I sleep alone, most of the time. And, mostly, that’s okay.
I love feeling him curl up behind me, as he fits the length of his body to mine and I sink back into him. It’s one of my favorite things.
“You’re just so soft,” he whispered to me once, many months ago. At the time, I took “soft” to heart. I took soft to mean fat. I took soft to mean a bad thing.
But I am soft. I am round and plush. I am full and lush and abundant. And fat is just a word. I’m the one who attaches meaning to it. I’m the one who internalizes it as either a character judgement or simply, a descriptor. I’m a plump, middle-aged goddess.
I can work with that.
Oddly, I sat down this morning to write about sleeping alone, both the good and the bad, but sometimes words and thoughts veer in other directions. As I lay in bed last night, exhausted but awake for hours, I wrote essay after essay in my head. They were brilliant, funny, profound. (And I don’t remember any of them.) Intermittent insomnia comes with the territory when you’ve worked nights for so many years. It was frustratingly lovely, to have so many quiet dark hours to myself. I looked at my phone. I daydreamed about sex, and writing, and public speaking. I got up and ate a fish taco. Finally I fell asleep, and dreamed of swimming pools and marble columns.

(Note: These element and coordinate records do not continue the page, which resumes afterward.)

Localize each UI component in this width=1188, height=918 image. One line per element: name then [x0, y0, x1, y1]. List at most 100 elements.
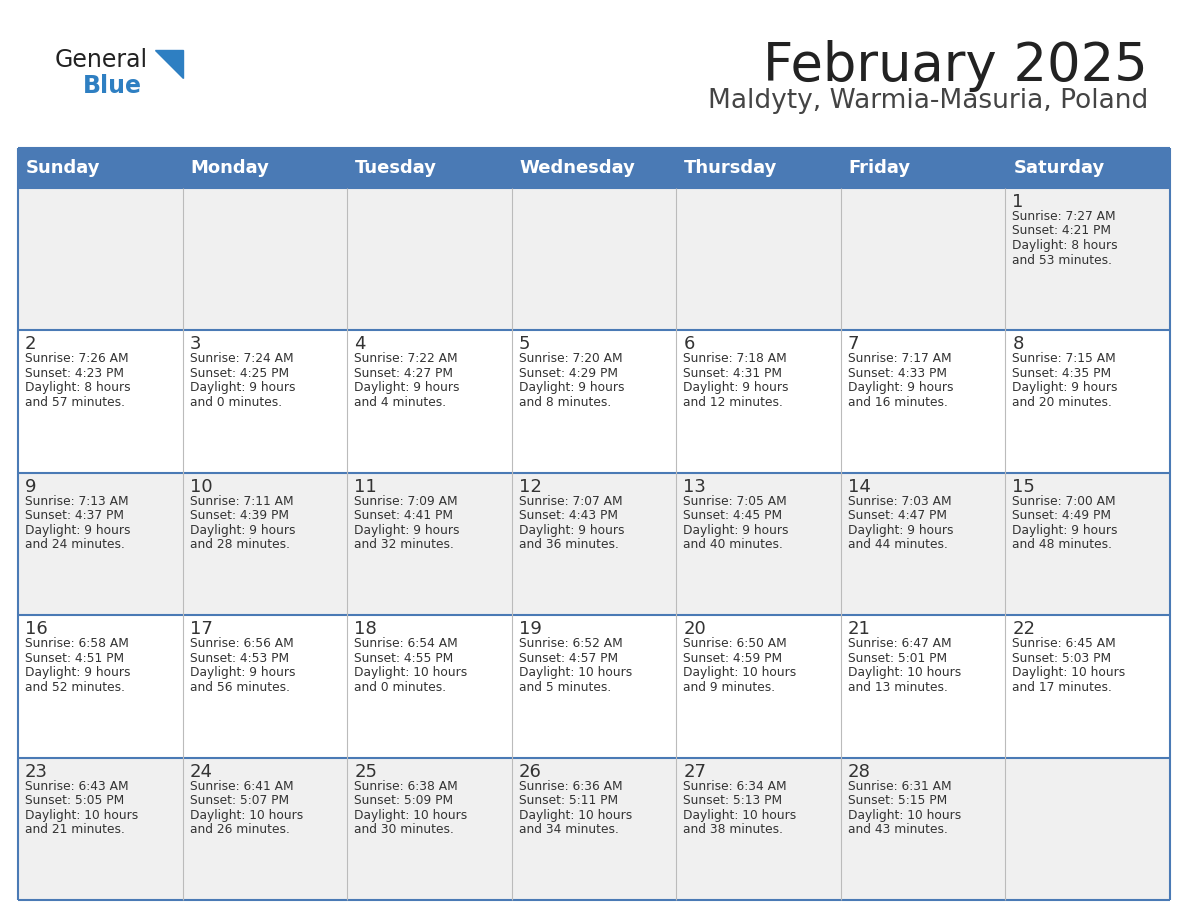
Bar: [347, 188, 512, 330]
Text: 5: 5: [519, 335, 530, 353]
Text: Daylight: 9 hours: Daylight: 9 hours: [683, 381, 789, 395]
Text: Daylight: 9 hours: Daylight: 9 hours: [190, 524, 295, 537]
Text: 21: 21: [848, 621, 871, 638]
Bar: [1005, 330, 1170, 473]
Bar: [183, 757, 347, 900]
Bar: [512, 615, 676, 757]
Text: Sunrise: 6:54 AM: Sunrise: 6:54 AM: [354, 637, 457, 650]
Text: Daylight: 8 hours: Daylight: 8 hours: [1012, 239, 1118, 252]
Bar: [841, 757, 1005, 900]
Text: Sunset: 4:47 PM: Sunset: 4:47 PM: [848, 509, 947, 522]
Text: Sunset: 4:39 PM: Sunset: 4:39 PM: [190, 509, 289, 522]
Bar: [1005, 473, 1170, 615]
Bar: [841, 615, 1005, 757]
Text: Sunrise: 7:09 AM: Sunrise: 7:09 AM: [354, 495, 457, 508]
Text: and 36 minutes.: and 36 minutes.: [519, 538, 619, 552]
Text: Daylight: 10 hours: Daylight: 10 hours: [683, 809, 796, 822]
Text: Blue: Blue: [83, 74, 143, 98]
Bar: [18, 148, 1170, 188]
Text: and 0 minutes.: and 0 minutes.: [190, 396, 282, 409]
Bar: [841, 188, 1005, 330]
Bar: [347, 757, 512, 900]
Text: Sunset: 4:35 PM: Sunset: 4:35 PM: [1012, 367, 1112, 380]
Text: Sunset: 4:27 PM: Sunset: 4:27 PM: [354, 367, 453, 380]
Text: 28: 28: [848, 763, 871, 780]
Text: and 0 minutes.: and 0 minutes.: [354, 681, 447, 694]
Text: Daylight: 9 hours: Daylight: 9 hours: [354, 524, 460, 537]
Text: Sunset: 4:29 PM: Sunset: 4:29 PM: [519, 367, 618, 380]
Text: Sunset: 5:13 PM: Sunset: 5:13 PM: [683, 794, 783, 807]
Text: Daylight: 10 hours: Daylight: 10 hours: [190, 809, 303, 822]
Bar: [676, 188, 841, 330]
Text: Sunset: 4:21 PM: Sunset: 4:21 PM: [1012, 225, 1112, 238]
Text: and 43 minutes.: and 43 minutes.: [848, 823, 948, 836]
Text: Sunrise: 6:38 AM: Sunrise: 6:38 AM: [354, 779, 457, 792]
Text: Sunset: 4:51 PM: Sunset: 4:51 PM: [25, 652, 124, 665]
Bar: [347, 473, 512, 615]
Text: Monday: Monday: [190, 159, 270, 177]
Text: Sunset: 5:05 PM: Sunset: 5:05 PM: [25, 794, 125, 807]
Bar: [841, 473, 1005, 615]
Bar: [512, 473, 676, 615]
Bar: [183, 330, 347, 473]
Text: and 57 minutes.: and 57 minutes.: [25, 396, 125, 409]
Text: Daylight: 9 hours: Daylight: 9 hours: [1012, 524, 1118, 537]
Text: Daylight: 9 hours: Daylight: 9 hours: [519, 524, 624, 537]
Text: and 32 minutes.: and 32 minutes.: [354, 538, 454, 552]
Text: Sunrise: 6:34 AM: Sunrise: 6:34 AM: [683, 779, 786, 792]
Text: and 28 minutes.: and 28 minutes.: [190, 538, 290, 552]
Bar: [18, 473, 183, 615]
Bar: [18, 757, 183, 900]
Text: Sunset: 4:45 PM: Sunset: 4:45 PM: [683, 509, 783, 522]
Bar: [841, 330, 1005, 473]
Text: Daylight: 10 hours: Daylight: 10 hours: [1012, 666, 1126, 679]
Text: Sunrise: 7:15 AM: Sunrise: 7:15 AM: [1012, 353, 1117, 365]
Bar: [512, 188, 676, 330]
Text: Sunset: 4:43 PM: Sunset: 4:43 PM: [519, 509, 618, 522]
Text: Sunrise: 6:52 AM: Sunrise: 6:52 AM: [519, 637, 623, 650]
Text: Sunday: Sunday: [26, 159, 101, 177]
Text: 2: 2: [25, 335, 37, 353]
Bar: [183, 615, 347, 757]
Text: Sunset: 4:23 PM: Sunset: 4:23 PM: [25, 367, 124, 380]
Text: Sunrise: 6:43 AM: Sunrise: 6:43 AM: [25, 779, 128, 792]
Text: Sunrise: 6:56 AM: Sunrise: 6:56 AM: [190, 637, 293, 650]
Text: Daylight: 9 hours: Daylight: 9 hours: [519, 381, 624, 395]
Text: 8: 8: [1012, 335, 1024, 353]
Text: 14: 14: [848, 477, 871, 496]
Text: Daylight: 10 hours: Daylight: 10 hours: [354, 666, 467, 679]
Text: and 40 minutes.: and 40 minutes.: [683, 538, 783, 552]
Text: Sunrise: 7:18 AM: Sunrise: 7:18 AM: [683, 353, 786, 365]
Text: Sunrise: 6:36 AM: Sunrise: 6:36 AM: [519, 779, 623, 792]
Text: 20: 20: [683, 621, 706, 638]
Text: and 34 minutes.: and 34 minutes.: [519, 823, 619, 836]
Text: Sunset: 4:33 PM: Sunset: 4:33 PM: [848, 367, 947, 380]
Text: and 20 minutes.: and 20 minutes.: [1012, 396, 1112, 409]
Bar: [347, 330, 512, 473]
Text: Sunrise: 6:50 AM: Sunrise: 6:50 AM: [683, 637, 786, 650]
Text: and 8 minutes.: and 8 minutes.: [519, 396, 611, 409]
Text: Sunrise: 7:24 AM: Sunrise: 7:24 AM: [190, 353, 293, 365]
Text: Daylight: 9 hours: Daylight: 9 hours: [1012, 381, 1118, 395]
Text: and 13 minutes.: and 13 minutes.: [848, 681, 948, 694]
Text: Sunrise: 7:00 AM: Sunrise: 7:00 AM: [1012, 495, 1116, 508]
Bar: [1005, 757, 1170, 900]
Text: Sunrise: 7:20 AM: Sunrise: 7:20 AM: [519, 353, 623, 365]
Text: 3: 3: [190, 335, 201, 353]
Text: Sunset: 4:53 PM: Sunset: 4:53 PM: [190, 652, 289, 665]
Text: and 12 minutes.: and 12 minutes.: [683, 396, 783, 409]
Text: 19: 19: [519, 621, 542, 638]
Text: 15: 15: [1012, 477, 1035, 496]
Bar: [183, 473, 347, 615]
Text: Sunset: 4:49 PM: Sunset: 4:49 PM: [1012, 509, 1112, 522]
Bar: [183, 188, 347, 330]
Text: Daylight: 10 hours: Daylight: 10 hours: [519, 666, 632, 679]
Text: Daylight: 9 hours: Daylight: 9 hours: [190, 381, 295, 395]
Text: Sunset: 5:01 PM: Sunset: 5:01 PM: [848, 652, 947, 665]
Text: Sunrise: 7:17 AM: Sunrise: 7:17 AM: [848, 353, 952, 365]
Text: and 52 minutes.: and 52 minutes.: [25, 681, 125, 694]
Text: Daylight: 9 hours: Daylight: 9 hours: [848, 524, 953, 537]
Bar: [676, 473, 841, 615]
Text: Thursday: Thursday: [684, 159, 778, 177]
Text: Saturday: Saturday: [1013, 159, 1105, 177]
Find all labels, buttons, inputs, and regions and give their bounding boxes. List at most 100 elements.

The morning came quickly, with children and puppies needing love. I don’t want to go back to bed, but I may have to, in order to function later today. They say that working night shift shortens your life. I’m not sure how anyone can determine that, but it sure feels like I am absent sometimes, when I’m necessarily sleeping when the rest of the world is awake and the sun is bright.